The model always has a default behavior for any task — what it does without instructions. When instructions conflict or are too weak, the model reverts to this default completely. The default is an ever-present competitor.

Antipatterns

  • Hedged instructions opposing the default. Writing "you might want to use ruff instead of black" when the model defaults to black will not override the default. Hedged modality produces zero behavioral change.
  • Conflicting instructions expecting a compromise. Two instructions that disagree ("use tabs" vs "use spaces") do not produce a blend. The model reverts to its default (typically spaces), identical to no instruction at all.
  • Abstract instructions against specific defaults. Writing "format code consistently" when the model already has a specific default formatter changes nothing.
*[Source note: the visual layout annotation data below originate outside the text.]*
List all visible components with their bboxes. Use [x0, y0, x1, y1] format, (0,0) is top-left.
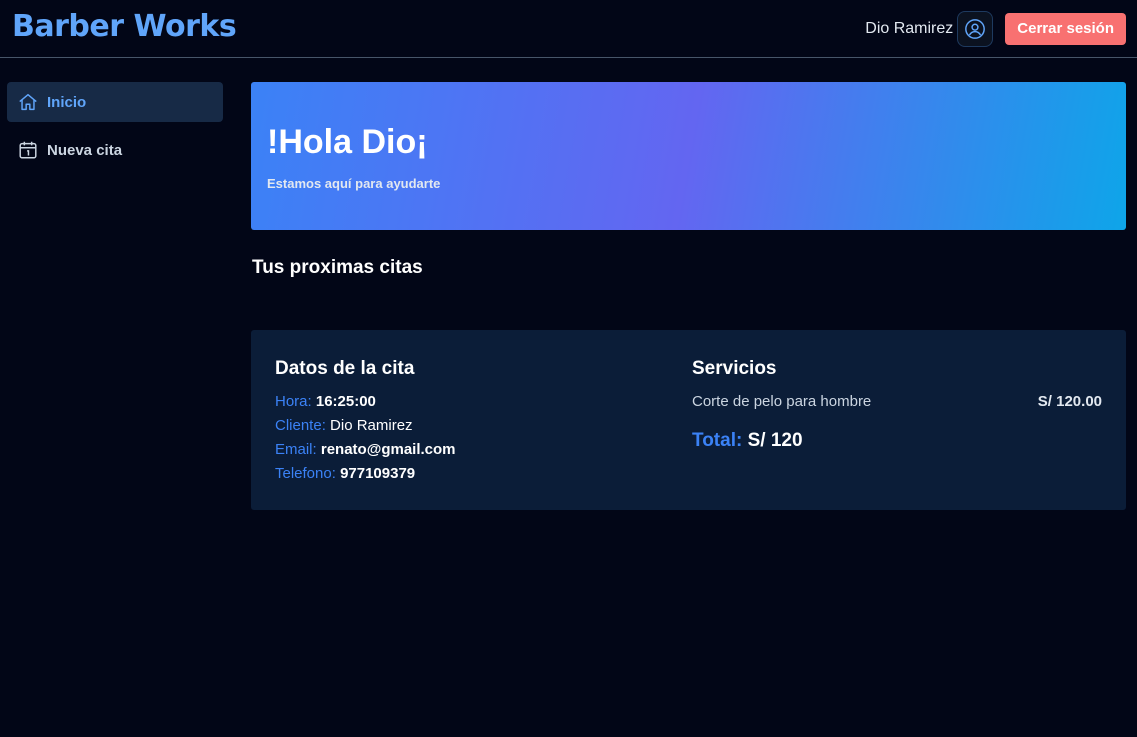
- detail-label: Telefono:: [275, 465, 336, 482]
- detail-row-hora: Hora: 16:25:00: [275, 390, 456, 414]
- detail-value: 977109379: [340, 465, 416, 482]
- upcoming-appointments-title: Tus proximas citas: [252, 257, 423, 278]
- user-area: Dio Ramirez Cerrar sesión: [865, 10, 1126, 47]
- brand-logo[interactable]: Barber Works: [12, 9, 237, 44]
- detail-row-cliente: Cliente: Dio Ramirez: [275, 414, 456, 438]
- appointment-details: Datos de la cita Hora: 16:25:00 Cliente:…: [275, 358, 456, 486]
- welcome-banner: !Hola Dio¡ Estamos aquí para ayudarte: [251, 82, 1126, 230]
- total-value: S/ 120: [747, 430, 803, 451]
- sidebar-item-label: Inicio: [47, 93, 87, 111]
- detail-row-telefono: Telefono: 977109379: [275, 462, 456, 486]
- user-name: Dio Ramirez: [865, 19, 954, 37]
- detail-value: Dio Ramirez: [330, 417, 413, 434]
- service-name: Corte de pelo para hombre: [692, 393, 872, 410]
- total-label: Total:: [692, 430, 743, 451]
- detail-row-email: Email: renato@gmail.com: [275, 438, 456, 462]
- detail-value: renato@gmail.com: [320, 441, 456, 458]
- profile-button[interactable]: [957, 10, 994, 47]
- home-icon: [17, 91, 39, 113]
- welcome-title: !Hola Dio¡: [267, 123, 428, 161]
- services-title: Servicios: [692, 358, 777, 379]
- detail-label: Email:: [275, 441, 317, 458]
- calendar-icon: [17, 139, 39, 161]
- detail-label: Cliente:: [275, 417, 326, 434]
- sidebar: Inicio Nueva cita: [7, 82, 223, 178]
- service-row: Corte de pelo para hombre S/ 120.00: [692, 390, 1102, 414]
- appointment-card: Datos de la cita Hora: 16:25:00 Cliente:…: [251, 330, 1126, 510]
- user-circle-icon: [965, 18, 986, 39]
- top-bar: Barber Works Dio Ramirez Cerrar sesión: [0, 0, 1137, 58]
- sidebar-item-inicio[interactable]: Inicio: [7, 82, 223, 122]
- sidebar-item-nueva-cita[interactable]: Nueva cita: [7, 130, 223, 170]
- appointment-services: Servicios Corte de pelo para hombre S/ 1…: [692, 358, 1102, 452]
- total-row: Total: S/ 120: [692, 430, 1102, 452]
- logout-button[interactable]: Cerrar sesión: [1005, 12, 1126, 45]
- sidebar-item-label: Nueva cita: [47, 141, 123, 159]
- details-title: Datos de la cita: [275, 358, 415, 379]
- service-price: S/ 120.00: [1037, 393, 1102, 410]
- detail-value: 16:25:00: [315, 393, 376, 410]
- detail-label: Hora:: [275, 393, 312, 410]
- welcome-subtitle: Estamos aquí para ayudarte: [267, 176, 441, 191]
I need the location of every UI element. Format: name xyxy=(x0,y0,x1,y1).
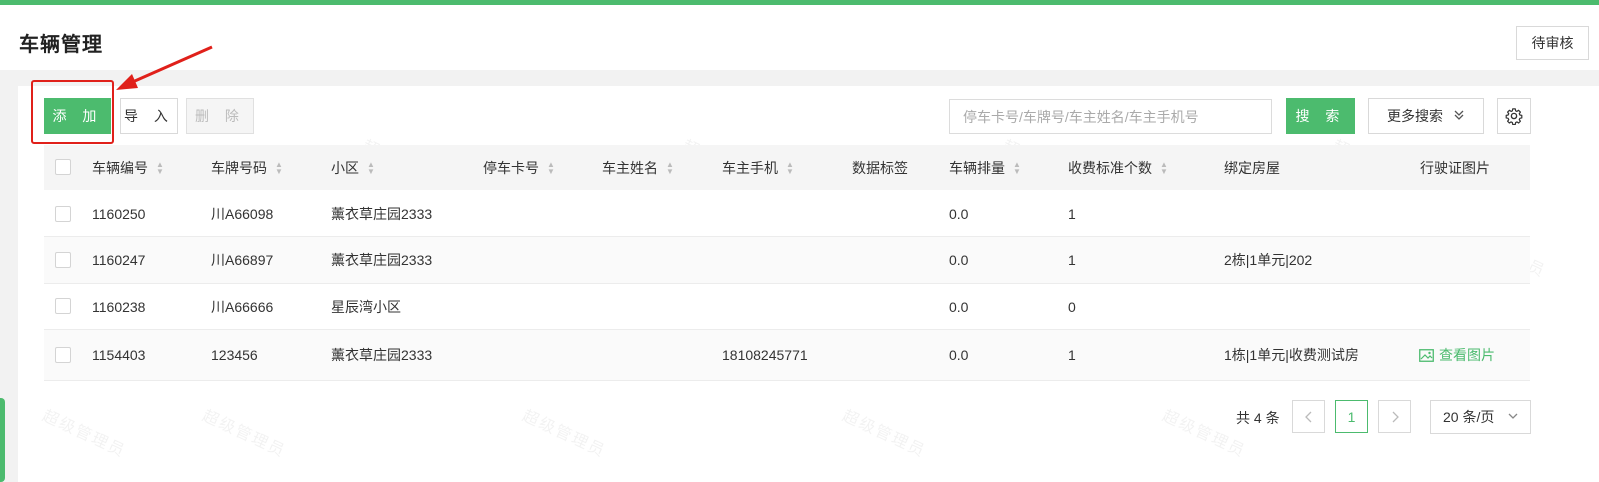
search-input[interactable] xyxy=(949,99,1272,134)
search-button[interactable]: 搜 索 xyxy=(1286,98,1355,134)
annotation-highlight-box xyxy=(31,80,114,144)
pagination-total: 共 4 条 xyxy=(1236,410,1280,426)
cell-community: 薰衣草庄园2333 xyxy=(331,347,433,363)
column-header-owner-name[interactable]: 车主姓名 ▲ ▼ xyxy=(602,145,674,190)
cell-bound-house: 2栋|1单元|202 xyxy=(1224,252,1313,268)
sort-icon[interactable]: ▲ ▼ xyxy=(547,160,555,175)
delete-button[interactable]: 删 除 xyxy=(186,98,254,134)
double-chevron-down-icon xyxy=(1453,109,1465,124)
sort-icon[interactable]: ▲ ▼ xyxy=(1160,160,1168,175)
cell-plate: 川A66098 xyxy=(211,205,274,222)
chevron-right-icon xyxy=(1392,411,1399,422)
cell-displacement: 0.0 xyxy=(949,252,969,268)
row-checkbox[interactable] xyxy=(55,347,71,363)
page-number[interactable]: 1 xyxy=(1335,400,1368,433)
cell-community: 薰衣草庄园2333 xyxy=(331,205,433,222)
page-size-label: 20 条/页 xyxy=(1443,409,1495,425)
sort-icon[interactable]: ▲ ▼ xyxy=(666,160,674,175)
cell-bound-house: 1栋|1单元|收费测试房 xyxy=(1224,347,1359,363)
sort-icon[interactable]: ▲ ▼ xyxy=(367,160,375,175)
column-header-fee-count[interactable]: 收费标准个数 ▲ ▼ xyxy=(1068,145,1168,190)
image-icon xyxy=(1419,348,1434,362)
cell-vehicle-id: 1160238 xyxy=(92,298,146,315)
cell-community: 星辰湾小区 xyxy=(331,298,401,315)
pending-review-button[interactable]: 待审核 xyxy=(1516,26,1589,60)
table-row[interactable]: 1154403 123456 薰衣草庄园2333 18108245771 0.0… xyxy=(44,330,1530,381)
column-header-community[interactable]: 小区 ▲ ▼ xyxy=(331,145,375,190)
chevron-left-icon xyxy=(1304,411,1311,422)
import-button[interactable]: 导 入 xyxy=(120,98,178,134)
cell-vehicle-id: 1160250 xyxy=(92,205,146,222)
cell-fee-count: 0 xyxy=(1068,298,1076,315)
sort-icon[interactable]: ▲ ▼ xyxy=(275,160,283,175)
annotation-arrow-icon xyxy=(116,45,213,90)
column-header-data-tag: 数据标签 xyxy=(852,159,908,176)
settings-button[interactable] xyxy=(1497,98,1531,134)
cell-owner-phone: 18108245771 xyxy=(722,347,808,363)
sort-icon[interactable]: ▲ ▼ xyxy=(156,160,164,175)
side-tab[interactable] xyxy=(0,398,5,482)
gear-icon xyxy=(1505,108,1523,125)
column-header-bound-house: 绑定房屋 xyxy=(1224,159,1280,176)
next-page-button[interactable] xyxy=(1378,400,1411,433)
cell-plate: 123456 xyxy=(211,347,258,363)
table-row[interactable]: 1160250 川A66098 薰衣草庄园2333 0.0 1 xyxy=(44,191,1530,237)
page-header: 车辆管理 待审核 xyxy=(0,5,1599,70)
cell-community: 薰衣草庄园2333 xyxy=(331,252,433,268)
prev-page-button[interactable] xyxy=(1292,400,1325,433)
more-search-button[interactable]: 更多搜索 xyxy=(1368,98,1484,134)
sort-icon[interactable]: ▲ ▼ xyxy=(786,160,794,175)
chevron-down-icon xyxy=(1507,410,1519,425)
cell-displacement: 0.0 xyxy=(949,298,969,315)
select-all-checkbox[interactable] xyxy=(55,159,71,175)
row-checkbox[interactable] xyxy=(55,206,71,222)
column-header-vehicle-id[interactable]: 车辆编号 ▲ ▼ xyxy=(92,145,164,190)
cell-plate: 川A66897 xyxy=(211,252,274,268)
cell-fee-count: 1 xyxy=(1068,347,1076,363)
cell-displacement: 0.0 xyxy=(949,205,969,222)
cell-vehicle-id: 1160247 xyxy=(92,252,146,268)
page-title: 车辆管理 xyxy=(19,34,103,56)
cell-plate: 川A66666 xyxy=(211,298,274,315)
view-image-link[interactable]: 查看图片 xyxy=(1419,330,1495,380)
row-checkbox[interactable] xyxy=(55,298,71,314)
column-header-owner-phone[interactable]: 车主手机 ▲ ▼ xyxy=(722,145,794,190)
sort-icon[interactable]: ▲ ▼ xyxy=(1013,160,1021,175)
page-size-select[interactable]: 20 条/页 xyxy=(1430,400,1531,434)
table-row[interactable]: 1160247 川A66897 薰衣草庄园2333 0.0 1 2栋|1单元|2… xyxy=(44,237,1530,284)
column-header-license-image: 行驶证图片 xyxy=(1420,159,1490,176)
table-row[interactable]: 1160238 川A66666 星辰湾小区 0.0 0 xyxy=(44,284,1530,330)
more-search-label: 更多搜索 xyxy=(1387,108,1443,124)
cell-fee-count: 1 xyxy=(1068,252,1076,268)
cell-vehicle-id: 1154403 xyxy=(92,347,146,363)
cell-fee-count: 1 xyxy=(1068,205,1076,222)
cell-displacement: 0.0 xyxy=(949,347,969,363)
table-header: 车辆编号 ▲ ▼ 车牌号码 ▲ ▼ 小区 ▲ ▼ 停车卡号 ▲ ▼ 车主姓名 ▲ ▼ 车主手机 ▲ ▼ … xyxy=(44,145,1530,190)
column-header-plate[interactable]: 车牌号码 ▲ ▼ xyxy=(211,145,283,190)
row-checkbox[interactable] xyxy=(55,252,71,268)
column-header-displacement[interactable]: 车辆排量 ▲ ▼ xyxy=(949,145,1021,190)
column-header-parking-card[interactable]: 停车卡号 ▲ ▼ xyxy=(483,145,555,190)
The instruction must name the exact tool and behavior to displace the default.

Pass / Fail

Pass

# Formatting

Use `ruff` for all formatting. Run `ruff format .` before committing.
*NEVER run `black` or manual formatting.*

Fail

# Formatting

Consider using a consistent code formatter.
You might want to format code before committing.

Fix

Work with the default or overwhelm it:

  • If the desired behavior aligns with the model's default: lighter instructions suffice
  • If the desired behavior opposes the default: maximum strength required — name exact constructs, use direct commands, place last in context. Any weakness leaves the default unchanged.
  • Never rely on conflicting instructions to produce "average" behavior — conflict produces default behavior, identical to no instruction at all.

Limitations

This is an informational diagnostic. The model's default behavior for a given task cannot be directly measured — this rule flags instructions that are likely too weak to override defaults based on their specificity and modality.